Welcome to any Problogger.net readers who have come here from my guest post on that site today… and any other first-timers, too. 

You’ve arrived at a place where serious writers – novelists, screenwriters, memoirists, short story writers and anyone else with an interest in writing, even bloggers – delve deep into the craft of storytelling, with an emphasis on the principles of narrative structure and the techniques of characterization. 

We’re currently deconstructing Dennis Lehane’s “Shutter Island” – both the book and the movie.  You can link to the previous posts in this series below.  Also, feel free to explore the Archives here on Storyfix, it’s full of concise information on structure, and on the rest of The Six Core Competencies of Successful Storytelling.

Thanks for stopping by.  If you’re into writing and you’re tired of the “just write whatever comes to you” rhetoric, you’ve come to the right place, and I would be honored by your subscription.

On to today’s post.

The great Liberating Truth About Writing a Story

The unexpected “ah-hah!” and perhaps most empowering thing about understanding the principles of story structure is what I like to call mission-driven storytelling.

Four parts to a story, four different contextual “missions” for the scenes that comprise them.  Wow.

Why didn’t somebody tell us this a long time ago?  It answers the burning question writers ask, whether they even admit to themselves or not, and sometimes over decades of study: what do I write next, and how do I know if that’s the right choice?

Think of writing a story as something akin to raising a child. 

Your parenting has a very different and distinct contextual mission over the life of your child, defined in blocks of years: infant, toddler, snot-nosed kid, teen, clueless young adult, and then… too late now, they’re on their own. 

We’re just lucky if they’re even talking to us at this point.

The reasonable parent doesn’t treat a teen the same way they’d treat an adult.  And you don’t write a Part 1 scene the way you’d write a Part 3 scene… or any other scene that isn’t in Part 1.

The mission of Part 3 is to show the hero/protagonist becoming proactive.  To turn her or him into a warrior.
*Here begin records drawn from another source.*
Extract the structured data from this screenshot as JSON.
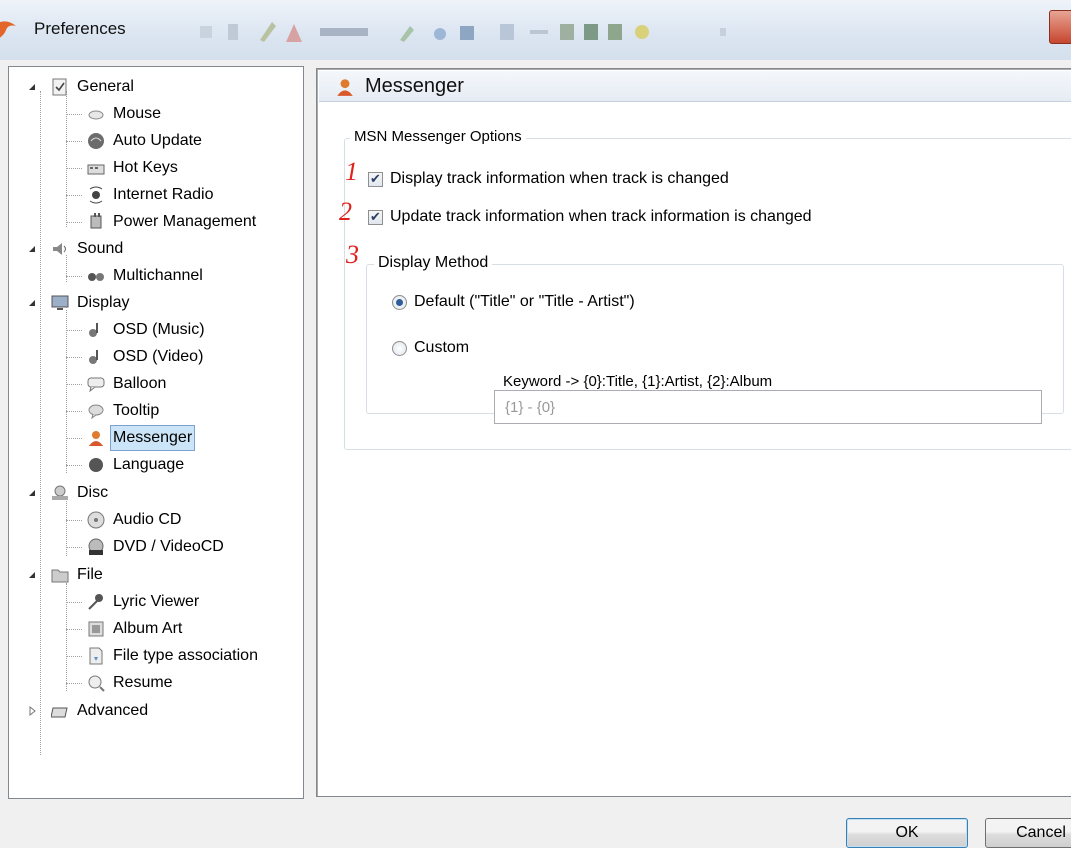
{
  "window": {
    "title": "Preferences"
  },
  "tree": {
    "general": {
      "label": "General",
      "children": [
        "Mouse",
        "Auto Update",
        "Hot Keys",
        "Internet Radio",
        "Power Management"
      ]
    },
    "sound": {
      "label": "Sound",
      "children": [
        "Multichannel"
      ]
    },
    "display": {
      "label": "Display",
      "children": [
        "OSD (Music)",
        "OSD (Video)",
        "Balloon",
        "Tooltip",
        "Messenger",
        "Language"
      ]
    },
    "disc": {
      "label": "Disc",
      "children": [
        "Audio CD",
        "DVD / VideoCD"
      ]
    },
    "file": {
      "label": "File",
      "children": [
        "Lyric Viewer",
        "Album Art",
        "File type association",
        "Resume"
      ]
    },
    "advanced": {
      "label": "Advanced"
    },
    "selected": "Messenger"
  },
  "panel": {
    "title": "Messenger",
    "group_title": "MSN Messenger Options",
    "options": [
      {
        "marker": "1",
        "label": "Display track information when track is changed",
        "checked": true
      },
      {
        "marker": "2",
        "label": "Update track information when track information is changed",
        "checked": true
      }
    ],
    "display_method": {
      "marker": "3",
      "title": "Display Method",
      "default_label": "Default (\"Title\" or \"Title - Artist\")",
      "custom_label": "Custom",
      "selected": "Default",
      "custom_value": "{1} - {0}",
      "keyword_hint": "Keyword -> {0}:Title, {1}:Artist, {2}:Album"
    }
  },
  "buttons": {
    "ok": "OK",
    "cancel": "Cancel"
  },
  "colors": {
    "annotation_red": "#e0201a",
    "selection": "#cce4f7"
  }
}
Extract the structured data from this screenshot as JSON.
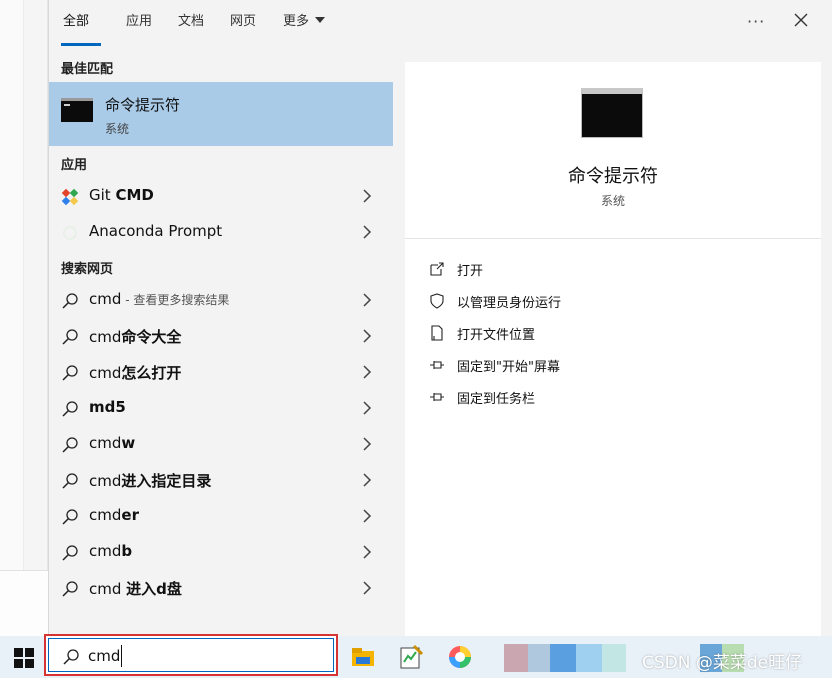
{
  "tabs": [
    {
      "label": "全部",
      "active": true
    },
    {
      "label": "应用"
    },
    {
      "label": "文档"
    },
    {
      "label": "网页"
    },
    {
      "label": "更多"
    }
  ],
  "window_controls": {
    "more": "···"
  },
  "best_match": {
    "section_title": "最佳匹配",
    "title": "命令提示符",
    "subtitle": "系统"
  },
  "apps": {
    "section_title": "应用",
    "items": [
      {
        "prefix": "Git ",
        "bold": "CMD",
        "icon": "git-icon"
      },
      {
        "prefix": "Anaconda Prompt",
        "bold": "",
        "icon": "anaconda-icon"
      }
    ]
  },
  "web": {
    "section_title": "搜索网页",
    "items": [
      {
        "prefix": "cmd",
        "bold": "",
        "suffix": " - 查看更多搜索结果"
      },
      {
        "prefix": "cmd",
        "bold": "命令大全",
        "suffix": ""
      },
      {
        "prefix": "cmd",
        "bold": "怎么打开",
        "suffix": ""
      },
      {
        "prefix": "",
        "bold": "md5",
        "suffix": ""
      },
      {
        "prefix": "cmd",
        "bold": "w",
        "suffix": ""
      },
      {
        "prefix": "cmd",
        "bold": "进入指定目录",
        "suffix": ""
      },
      {
        "prefix": "cmd",
        "bold": "er",
        "suffix": ""
      },
      {
        "prefix": "cmd",
        "bold": "b",
        "suffix": ""
      },
      {
        "prefix": "cmd ",
        "bold": "进入d盘",
        "suffix": ""
      }
    ]
  },
  "preview": {
    "title": "命令提示符",
    "subtitle": "系统",
    "actions": [
      {
        "label": "打开",
        "icon": "open-icon"
      },
      {
        "label": "以管理员身份运行",
        "icon": "shield-icon"
      },
      {
        "label": "打开文件位置",
        "icon": "file-location-icon"
      },
      {
        "label": "固定到\"开始\"屏幕",
        "icon": "pin-icon"
      },
      {
        "label": "固定到任务栏",
        "icon": "pin-icon"
      }
    ]
  },
  "search": {
    "value": "cmd"
  },
  "watermark": "CSDN @菜菜de旺仔",
  "colors": {
    "accent": "#0067c0",
    "selection": "#a9cbe8",
    "search_highlight": "#d63333"
  }
}
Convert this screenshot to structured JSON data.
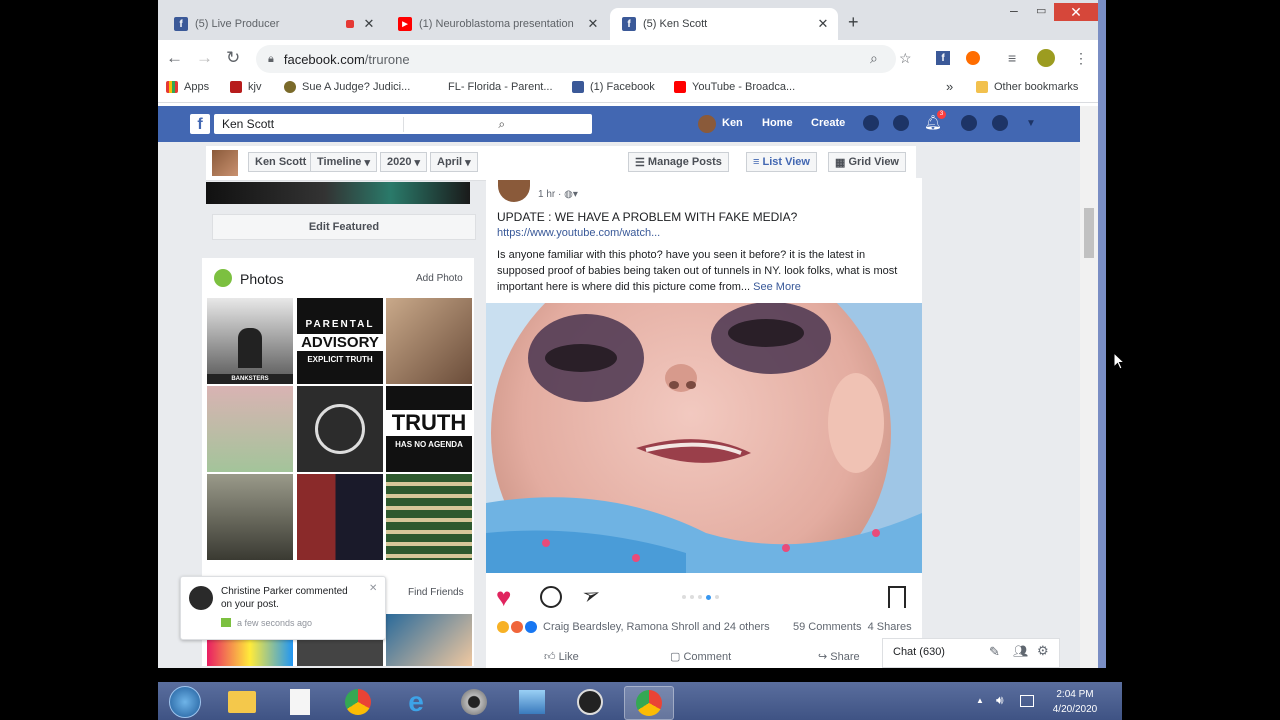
{
  "browser": {
    "tabs": [
      {
        "title": "(5) Live Producer",
        "favicon": "facebook-icon"
      },
      {
        "title": "(1) Neuroblastoma presentation",
        "favicon": "youtube-icon"
      },
      {
        "title": "(5) Ken Scott",
        "favicon": "facebook-icon",
        "active": true
      }
    ],
    "url_host": "facebook.com",
    "url_path": "/trurone",
    "bookmarks": [
      "Apps",
      "kjv",
      "Sue A Judge? Judici...",
      "FL- Florida - Parent...",
      "(1) Facebook",
      "YouTube - Broadca...",
      "Other bookmarks"
    ],
    "more_bookmarks": "»"
  },
  "fb": {
    "search_value": "Ken Scott",
    "user_name": "Ken",
    "nav": [
      "Home",
      "Create"
    ],
    "notif_count": "3"
  },
  "timeline": {
    "crumbs": [
      "Ken Scott",
      "Timeline",
      "2020",
      "April"
    ],
    "manage_posts": "Manage Posts",
    "list_view": "List View",
    "grid_view": "Grid View"
  },
  "left": {
    "edit_featured": "Edit Featured",
    "photos_title": "Photos",
    "add_photo": "Add Photo",
    "photo_texts": {
      "banksters": "BANKSTERS",
      "parental": "PARENTAL",
      "advisory": "ADVISORY",
      "explicit": "EXPLICIT TRUTH",
      "truth": "TRUTH",
      "no_agenda": "HAS NO AGENDA"
    },
    "find_friends": "Find Friends",
    "notification": {
      "name": "Christine Parker",
      "action": "commented",
      "line2": "on your post.",
      "time": "a few seconds ago",
      "close": "✕"
    }
  },
  "post": {
    "time": "1 hr",
    "title": "UPDATE : WE HAVE A PROBLEM WITH FAKE MEDIA?",
    "link": "https://www.youtube.com/watch...",
    "text": "Is anyone familiar with this photo? have you seen it before? it is the latest in supposed proof of babies being taken out of tunnels in NY. look folks, what is most important here is where did this picture come from...",
    "see_more": "See More",
    "reactions_text": "Craig Beardsley, Ramona Shroll and 24 others",
    "comments": "59 Comments",
    "shares": "4 Shares",
    "like": "Like",
    "comment": "Comment",
    "share": "Share"
  },
  "chat": {
    "label": "Chat (630)"
  },
  "taskbar": {
    "time": "2:04 PM",
    "date": "4/20/2020"
  },
  "colors": {
    "fb_blue": "#4267b2",
    "chrome_tab_bg": "#dee1e6",
    "taskbar": "#4a5d8f"
  }
}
In Part 2 your hero – if you executed it properly – was mostly just wandering and responding. 

To what?  he First Plot Point that launched it (Part 2, or the second quartile of our story). 

Your hero didn’t get very far, she or he didn’t make great decisions, and she or he basically just tried to stay alive and in the game (that, of course, depending on genre, not all stories are life and death).

If you have them doing too much in Part 2, you’ve made a mistake.

Then the Mid-Point hits… new information enters the picture… and now the hero has turned a corner.  She or he is going after it.  Trying things.  Being courageous and strategic. 

What they try to do to reach their goal (or fill their need) in Part 3 doesn’t always work – in fact, it shouldn’t – but this is the place in the story where the hero is taking destiny into her or his own hands. 

Part 3 in Shutter Island

The Part 3 scenes in Shutter Island – all nine of them – show Teddy invading Ward C to find Andrew Laeddis… so he can kill him.  This is the very essence of a protagonist being proactive… he’s literally knocking over anything and anyone in his way to find what he wants.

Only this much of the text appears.